Why Detect Outliers?

Outliers can skew and mislead the training process of machine learning models, leading to poor performance. They can also indicate data errors or novel phenomena, making it important to identify and analyze them.

Types of Outliers

Outliers can be classified into several types:

Global Outliers: Data points that deviate significantly from the rest of the dataset.
Contextual Outliers: Data points that are considered outliers in a specific context or condition.
Collective Outliers: A subset of data points that deviate significantly from the entire dataset.

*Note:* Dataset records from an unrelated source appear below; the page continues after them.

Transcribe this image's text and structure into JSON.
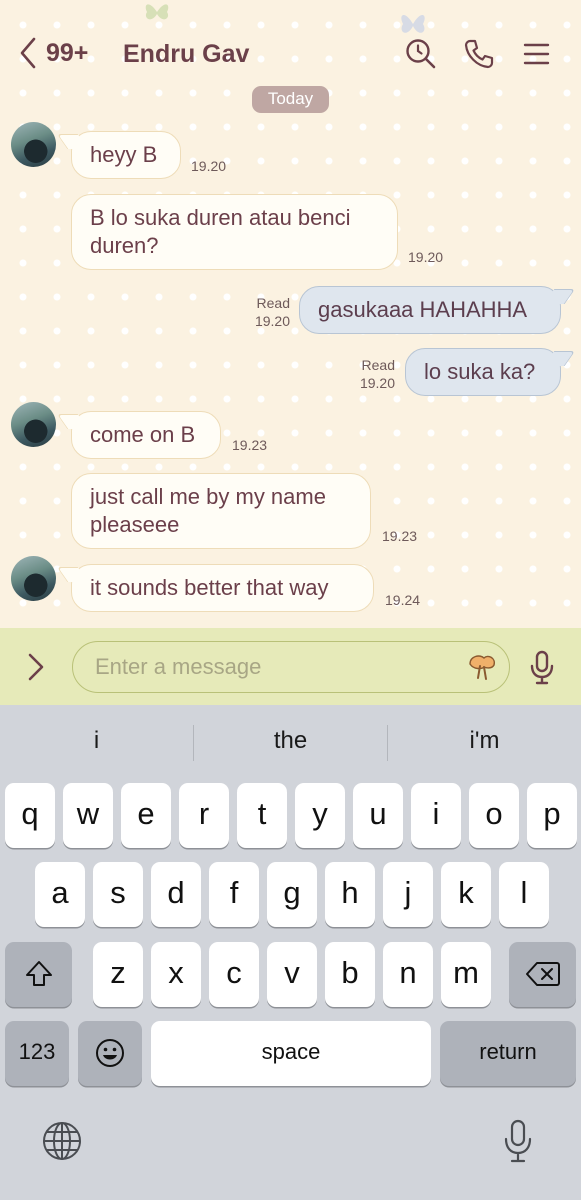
{
  "header": {
    "back_count": "99+",
    "contact_name": "Endru Gav",
    "icons": [
      "chevron-left-icon",
      "search-clock-icon",
      "phone-icon",
      "menu-icon"
    ]
  },
  "date_divider": "Today",
  "messages": [
    {
      "side": "in",
      "text": "heyy B",
      "time": "19.20"
    },
    {
      "side": "in",
      "text": "B lo suka duren atau benci duren?",
      "time": "19.20"
    },
    {
      "side": "out",
      "text": "gasukaaa HAHAHHA",
      "read": "Read",
      "time": "19.20"
    },
    {
      "side": "out",
      "text": "lo suka ka?",
      "read": "Read",
      "time": "19.20"
    },
    {
      "side": "in",
      "text": "come on B",
      "time": "19.23"
    },
    {
      "side": "in",
      "text": "just call me by my name pleaseee",
      "time": "19.23"
    },
    {
      "side": "in",
      "text": "it sounds better that way",
      "time": "19.24"
    }
  ],
  "input": {
    "placeholder": "Enter a message"
  },
  "keyboard": {
    "suggestions": [
      "i",
      "the",
      "i'm"
    ],
    "row1": [
      "q",
      "w",
      "e",
      "r",
      "t",
      "y",
      "u",
      "i",
      "o",
      "p"
    ],
    "row2": [
      "a",
      "s",
      "d",
      "f",
      "g",
      "h",
      "j",
      "k",
      "l"
    ],
    "row3": [
      "z",
      "x",
      "c",
      "v",
      "b",
      "n",
      "m"
    ],
    "numbers_label": "123",
    "space_label": "space",
    "return_label": "return"
  },
  "colors": {
    "accent": "#6b4049",
    "chat_background": "#fbf2e1",
    "input_bar": "#e6eab9",
    "incoming_bubble": "#fffdf6",
    "outgoing_bubble": "#dfe6ee",
    "keyboard": "#d1d4da"
  }
}
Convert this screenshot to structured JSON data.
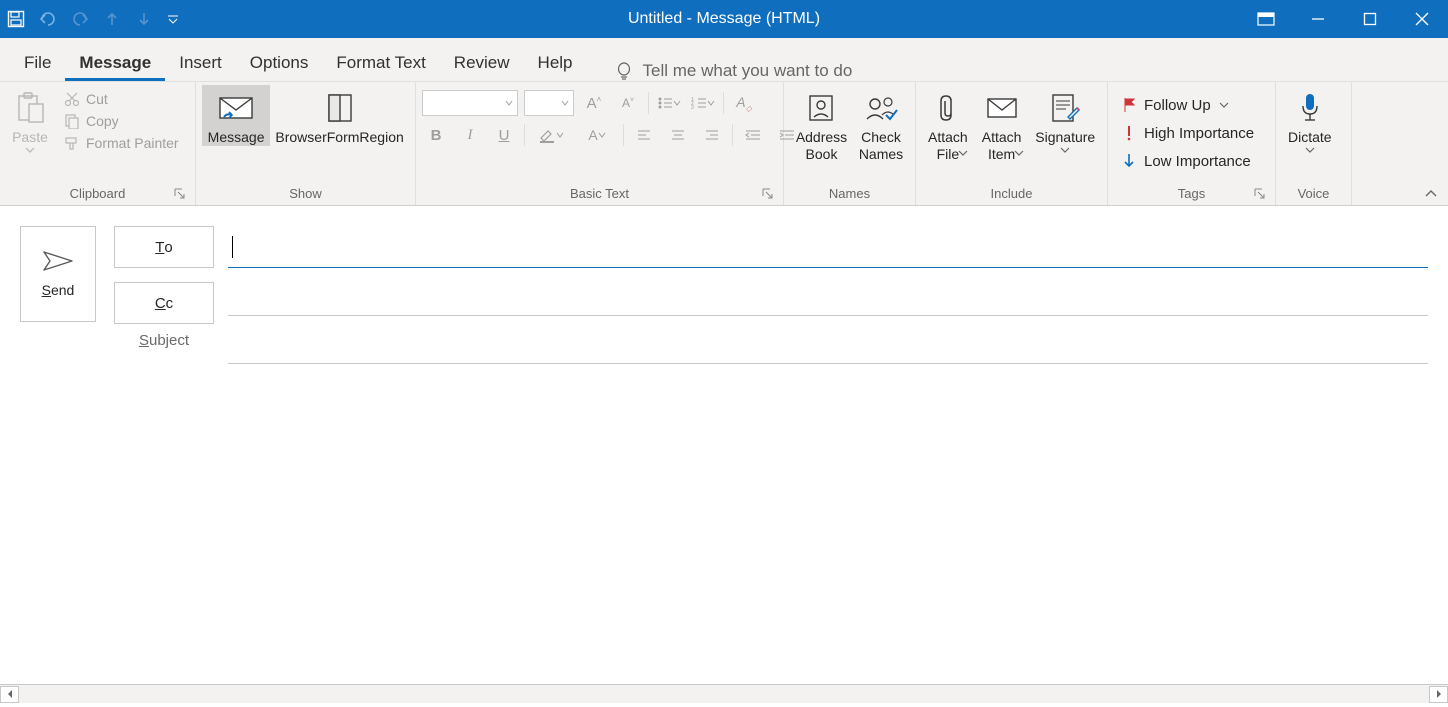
{
  "title": "Untitled  -  Message (HTML)",
  "tabs": {
    "file": "File",
    "message": "Message",
    "insert": "Insert",
    "options": "Options",
    "format_text": "Format Text",
    "review": "Review",
    "help": "Help"
  },
  "tellme": "Tell me what you want to do",
  "clipboard": {
    "paste": "Paste",
    "cut": "Cut",
    "copy": "Copy",
    "format_painter": "Format Painter",
    "label": "Clipboard"
  },
  "show": {
    "message": "Message",
    "browser": "BrowserFormRegion",
    "label": "Show"
  },
  "basic_text": {
    "font_name": "",
    "font_size": "",
    "label": "Basic Text"
  },
  "names": {
    "address_book": "Address\nBook",
    "check_names": "Check\nNames",
    "label": "Names"
  },
  "include": {
    "attach_file": "Attach\nFile",
    "attach_item": "Attach\nItem",
    "signature": "Signature",
    "label": "Include"
  },
  "tags": {
    "follow_up": "Follow Up",
    "high": "High Importance",
    "low": "Low Importance",
    "label": "Tags"
  },
  "voice": {
    "dictate": "Dictate",
    "label": "Voice"
  },
  "compose": {
    "send": "end",
    "send_prefix": "S",
    "to": "o",
    "to_prefix": "T",
    "cc": "c",
    "cc_prefix": "C",
    "subject": "ubject",
    "subject_prefix": "S",
    "to_value": "",
    "cc_value": "",
    "subject_value": ""
  }
}
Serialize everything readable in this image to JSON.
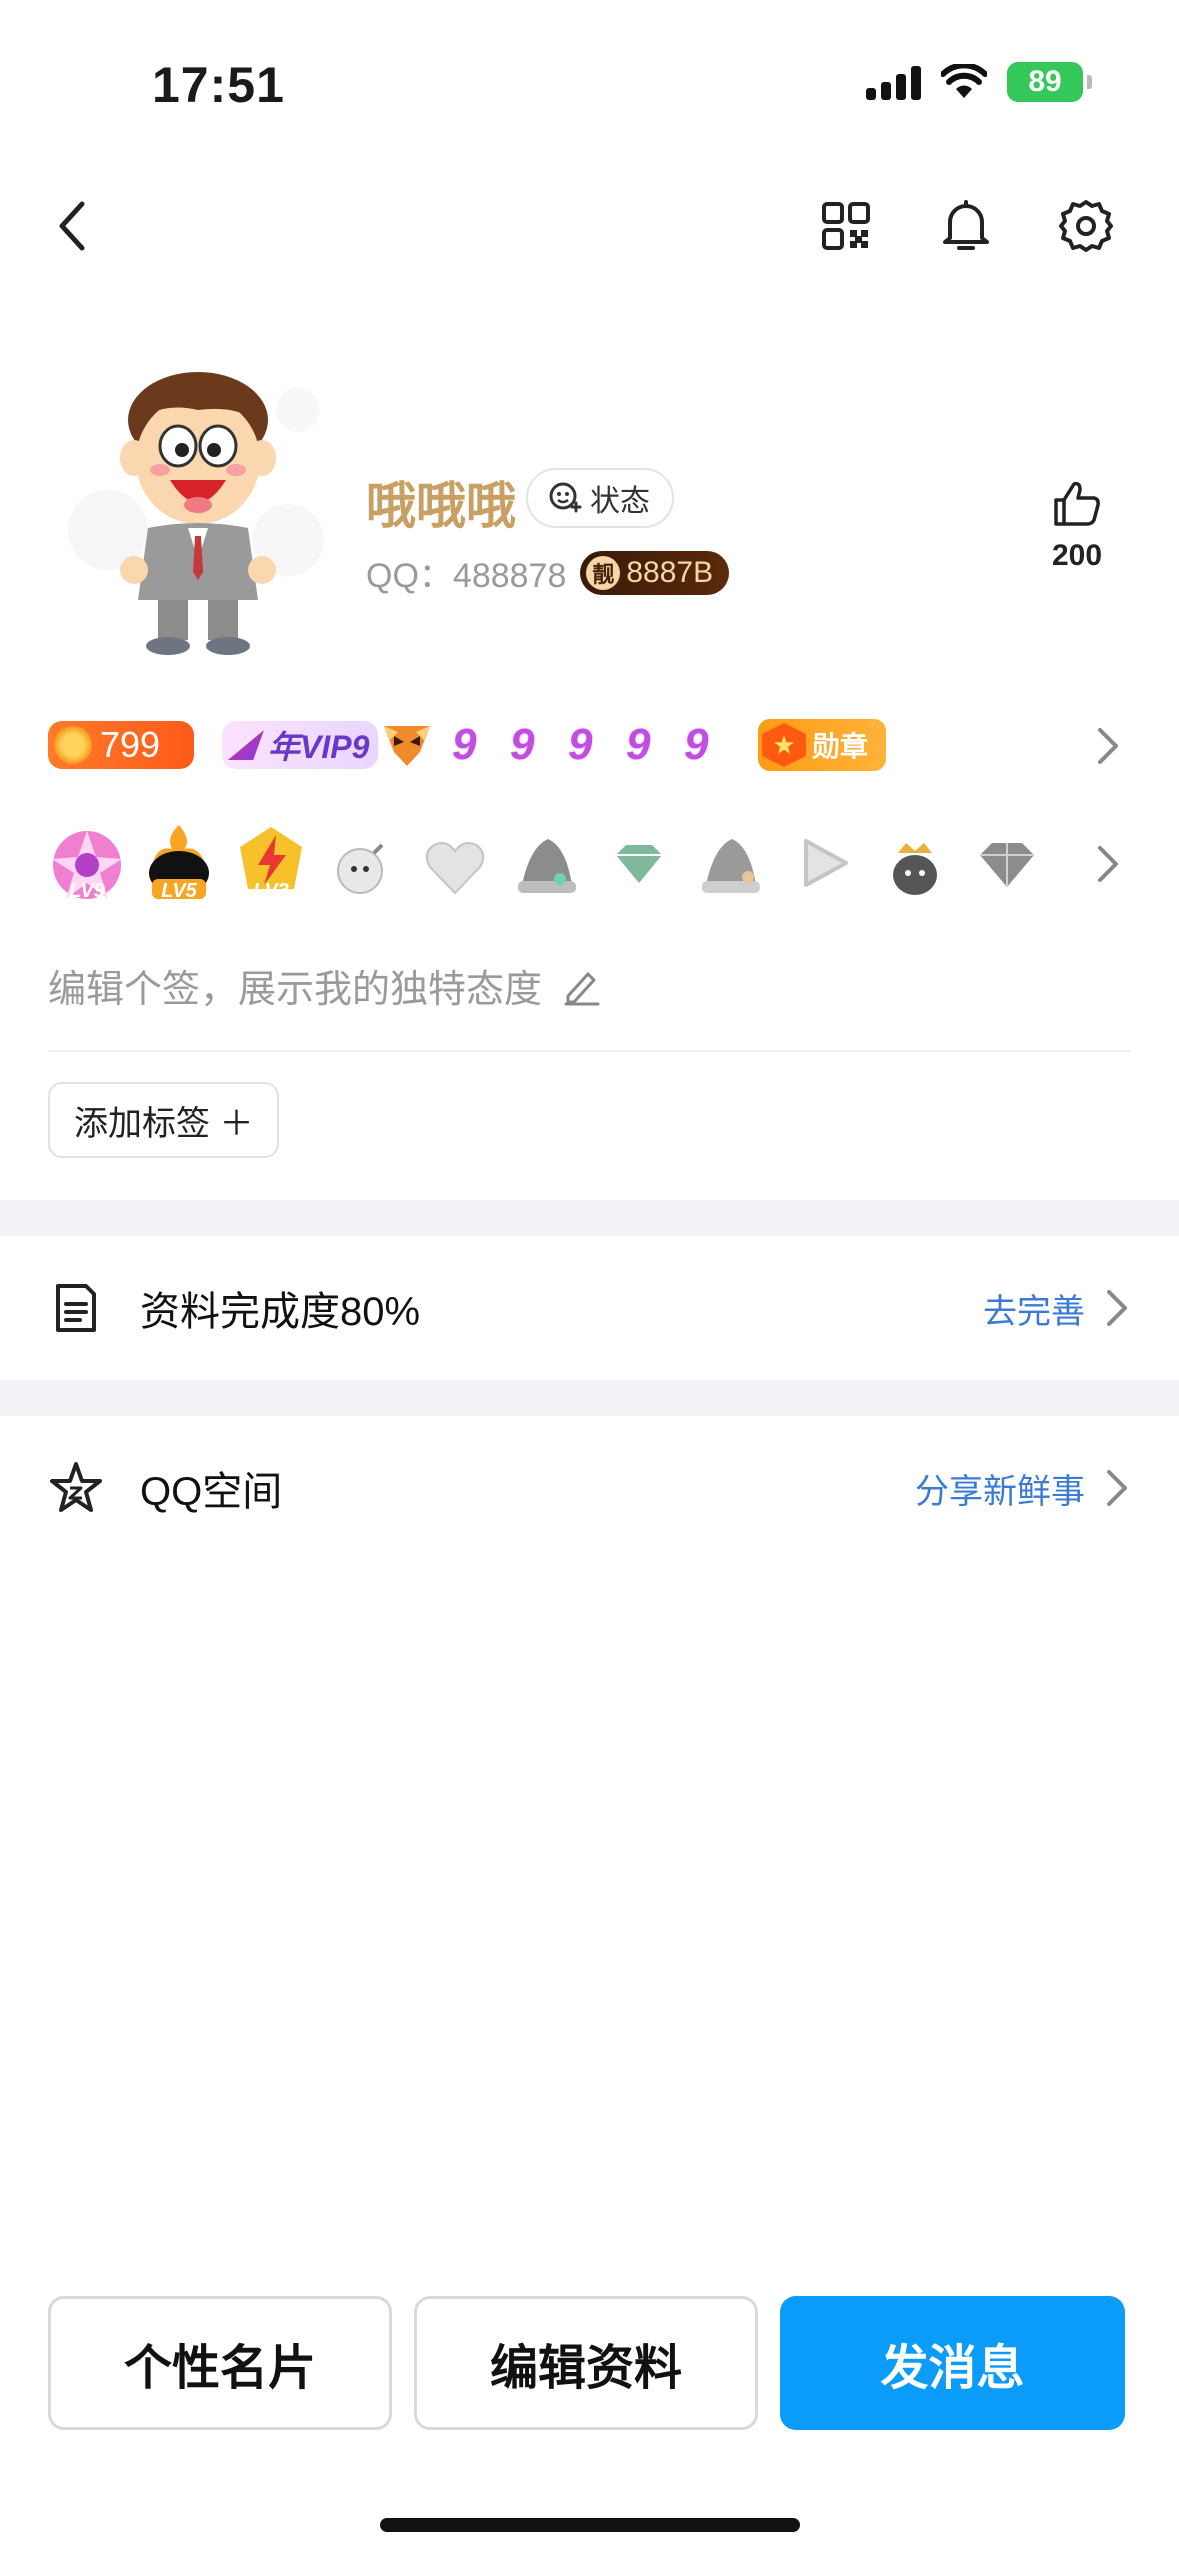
{
  "status_bar": {
    "time": "17:51",
    "battery": "89"
  },
  "profile": {
    "nickname": "哦哦哦",
    "status_label": "状态",
    "qq_label": "QQ：",
    "qq_number": "488878",
    "pretty_badge_icon": "靓",
    "pretty_badge_text": "8887B",
    "likes": "200"
  },
  "badges_row1": {
    "coin_value": "799",
    "vip_label": "年VIP9",
    "swirl_char": "9",
    "medal_label": "勋章"
  },
  "badges_row2": {
    "lv_labels": [
      "LV9",
      "LV5",
      "LV3"
    ]
  },
  "signature": {
    "placeholder": "编辑个签，展示我的独特态度"
  },
  "tag_button": {
    "label": "添加标签 ＋"
  },
  "sections": [
    {
      "icon": "document-icon",
      "label": "资料完成度80%",
      "action": "去完善"
    },
    {
      "icon": "star-icon",
      "label": "QQ空间",
      "action": "分享新鲜事"
    }
  ],
  "bottom_buttons": {
    "card": "个性名片",
    "edit": "编辑资料",
    "message": "发消息"
  },
  "colors": {
    "primary": "#0a9cf8",
    "link": "#3b7bd4",
    "nickname": "#c9a063",
    "battery": "#34c759"
  }
}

Methods for Outlier Detection

There are various methods to detect outliers, such as:

Statistical Methods (e.g., Z-score, IQR)
Proximity-Based Methods (e.g., K-Nearest Neighbors)
Machine Learning Methods (e.g., Isolation Forest, One-Class SVM)

Statistical Methods

Z-score

The Z-score method assumes that the data follows a normal distribution. A Z-score indicates how many standard deviations a data point is from the mean. Data points with Z-scores greater than a certain threshold (e.g., 3 or -3) are considered outliers.

Example:

import numpy as np
from scipy import stats

data = [10, 12, 12, 13, 12, 11, 12, 13, 100]
z_scores = stats.zscore(data)
outliers = np.where(np.abs(z_scores) > 3)
print(outliers)

Output: (array([8]),)

Interquartile Range (IQR)

The IQR method is based on the spread of the middle 50% of the data. Data points that fall below the first quartile (Q1) or above the third quartile (Q3) by 1.5 times the IQR are considered outliers.

Example:

import numpy as np

data = [10, 12, 12, 13, 12, 11, 12, 13, 100]
Q1 = np.percentile(data, 25)
Q3 = np.percentile(data, 75)
IQR = Q3 - Q1
lower_bound = Q1 - 1.5 * IQR
upper_bound = Q3 + 1.5 * IQR
outliers = [x for x in data if x < lower_bound or x > upper_bound]
print(outliers)

Output: [100]

Proximity-Based Methods

K-Nearest Neighbors (KNN)

KNN is a proximity-based method where the distance of a point from its k-nearest neighbors is calculated. If this distance is significantly larger than the average distance between neighbors, the point is considered an outlier.

Example:

from sklearn.neighbors import LocalOutlierFactor
import numpy as np

data = np.array([[10], [12], [12], [13], [12], [11], [12], [13], [100]])
clf = LocalOutlierFactor(n_neighbors=2)
y_pred = clf.fit_predict(data)
outliers = data[y_pred == -1]
print(outliers)

Output: [[100]]

Machine Learning Methods

Isolation Forest

Isolation Forest is an ensemble method specifically designed for anomaly detection. It isolates observations by randomly selecting a feature and then randomly selecting a split value between the maximum and minimum values of the selected feature.

Example:

from sklearn.ensemble import IsolationForest
import numpy as np

data = np.array([[10], [12], [12], [13], [12], [11], [12], [13], [100]])
clf = IsolationForest(contamination=0.1)
y_pred = clf.fit_predict(data)
outliers = data[y_pred == -1]
print(outliers)

Output: [[100]]

One-Class SVM

One-Class SVM is an unsupervised algorithm that learns a decision function for anomaly detection. It classifies new data as similar or different to the training set.

Example:

from sklearn.svm import OneClassSVM
import numpy as np

data = np.array([[10], [12], [12], [13], [12], [11], [12], [13], [100]])
clf = OneClassSVM(nu=0.1)
y_pred = clf.fit_predict(data)
outliers = data[y_pred == -1]
print(outliers)

Output: [[100]]

Conclusion

Outlier detection is a crucial step in data preprocessing. By identifying and handling outliers, you can improve the quality of your data and the performance of your models. This tutorial covered various methods for detecting outliers, including statistical methods, proximity-based methods, and machine learning methods. Each method has its strengths and weaknesses, and the choice of method depends on the specific characteristics of your data.